He leaves. Words of praise come. “The best management in the history of the Fed”, “The greatest central banker in history”, “The man who saved the world”, “A genius”. The savior of the country in question is Ben Bernanke, number one of the Federal Reserve who is now handing over the scepter to Janet Yellen. The accolades, which come from former bank governors and Standard & Poor's economists, are all cited by the Wall Street Journal, which dedicates a last article to the outgoing governor, just hours before the last Bernanke-era Fed meeting.
The flood of compliments, in reality, is a photocopy of what I heard eight years ago, referring to the twenty years of Alan Greenspan. Just two years later, views on Greenspan's monetary era have changed a lot, with the sudden transition from the credit boom to the recession.
One way to reflect on Bernanke's management – comments the Wall Street Journal – is to divide this period into three parts: before, during and after the financial panic. Before the crisis, the judgment is negative. But the good grades come with his moves in the eye of the storm. And as for the monetary efforts made since the recovery has come, the results are yet to be seen.
The thing is, Bernanke was there when the chaos started. In 2002, he made a famous speech warning of a deflation that didn't actually exist. And both he and Greenspan encouraged the housing bubble to offset the dot-com crash.

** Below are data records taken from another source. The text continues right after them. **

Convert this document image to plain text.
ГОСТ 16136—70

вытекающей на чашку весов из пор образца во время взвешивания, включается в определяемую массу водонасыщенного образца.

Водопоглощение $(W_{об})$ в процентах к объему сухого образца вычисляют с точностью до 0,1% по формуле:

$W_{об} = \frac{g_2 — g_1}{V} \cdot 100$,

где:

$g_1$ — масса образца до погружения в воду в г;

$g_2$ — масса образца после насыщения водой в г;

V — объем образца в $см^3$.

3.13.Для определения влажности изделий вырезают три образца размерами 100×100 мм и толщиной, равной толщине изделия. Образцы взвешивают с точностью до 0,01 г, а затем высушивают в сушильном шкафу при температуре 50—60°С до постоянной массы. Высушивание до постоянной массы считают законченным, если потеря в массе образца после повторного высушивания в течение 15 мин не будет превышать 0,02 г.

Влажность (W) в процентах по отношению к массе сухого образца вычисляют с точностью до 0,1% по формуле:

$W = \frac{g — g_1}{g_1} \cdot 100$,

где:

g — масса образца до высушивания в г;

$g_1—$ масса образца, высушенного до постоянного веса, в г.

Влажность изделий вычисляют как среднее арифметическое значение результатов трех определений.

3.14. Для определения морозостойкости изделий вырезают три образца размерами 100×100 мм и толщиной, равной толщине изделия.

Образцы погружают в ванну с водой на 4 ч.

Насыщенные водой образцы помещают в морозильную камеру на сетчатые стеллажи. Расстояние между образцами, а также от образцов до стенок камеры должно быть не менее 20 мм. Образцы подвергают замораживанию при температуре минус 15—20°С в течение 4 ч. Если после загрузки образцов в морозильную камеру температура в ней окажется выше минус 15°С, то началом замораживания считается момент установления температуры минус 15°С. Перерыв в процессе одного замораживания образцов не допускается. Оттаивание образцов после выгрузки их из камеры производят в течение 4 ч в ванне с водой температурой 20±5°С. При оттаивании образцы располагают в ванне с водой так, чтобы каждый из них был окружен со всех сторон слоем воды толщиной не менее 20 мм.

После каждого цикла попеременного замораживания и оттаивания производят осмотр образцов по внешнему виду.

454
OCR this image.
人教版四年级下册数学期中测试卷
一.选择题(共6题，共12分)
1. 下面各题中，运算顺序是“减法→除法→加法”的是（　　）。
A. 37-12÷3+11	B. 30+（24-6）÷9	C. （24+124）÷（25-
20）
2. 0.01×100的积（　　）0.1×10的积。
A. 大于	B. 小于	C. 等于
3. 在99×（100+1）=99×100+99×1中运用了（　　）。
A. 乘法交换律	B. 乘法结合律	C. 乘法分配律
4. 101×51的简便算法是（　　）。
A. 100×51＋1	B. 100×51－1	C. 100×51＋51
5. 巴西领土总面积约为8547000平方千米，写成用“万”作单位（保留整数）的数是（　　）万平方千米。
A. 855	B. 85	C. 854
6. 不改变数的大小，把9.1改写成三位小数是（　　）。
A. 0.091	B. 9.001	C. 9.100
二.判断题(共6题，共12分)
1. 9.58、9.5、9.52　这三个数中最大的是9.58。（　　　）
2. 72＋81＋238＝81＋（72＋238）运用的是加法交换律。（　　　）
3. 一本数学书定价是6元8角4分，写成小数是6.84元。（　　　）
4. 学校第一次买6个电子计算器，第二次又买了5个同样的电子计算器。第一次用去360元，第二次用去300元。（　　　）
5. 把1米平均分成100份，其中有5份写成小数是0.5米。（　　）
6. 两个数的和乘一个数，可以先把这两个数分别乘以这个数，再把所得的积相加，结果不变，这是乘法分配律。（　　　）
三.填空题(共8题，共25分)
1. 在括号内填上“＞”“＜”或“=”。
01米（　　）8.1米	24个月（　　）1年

With the crisis coming, Bernanke and the Fed deserve the benefit of the doubt. In hindsight, it's easy to forget how quickly the financial panic spread. And then there is the end of the crisis and the recovery, with the purchase of bonds and the almost zero interest policy.
But the real test will come when Bernanke's successors are forced to soften his policies. If the Fed can end its bond buying and return to normal interest rates, its great monetary experiment will be considered a success. But if the attempt goes badly, with below-expected growth, or the bursting of asset bubbles, or inflation that requires a rapid take-off in interest rates, Bernarke's Fed will have failed the test.
The other major cost of these post-crisis policies is the Federal Reserve's meddling in politics and the taxman. Bernanke helped finance a federal borrowing spree by masking future costs. Taxpayers will only see the bill when interest rates rise. And then Bernanke effectively made the Fed a stand-in for the Treasury Department in regards to regulation and sometimes government spending and taxes. An event that compromised his independence.
And that could be the biggest risk going forward, especially when the Fed has to raise interest rates. Politicians – even some conservatives – have adopted Bernanke's idea that the Federal Reserve's duty is to reduce unemployment and manage the business cycle. Her successor, Janet Yellen, is fully convinced and will try to prove it. And the thing about the Bernanke-Yellen legacy is that the real text of any money cycle is not at the beginning, but at the end.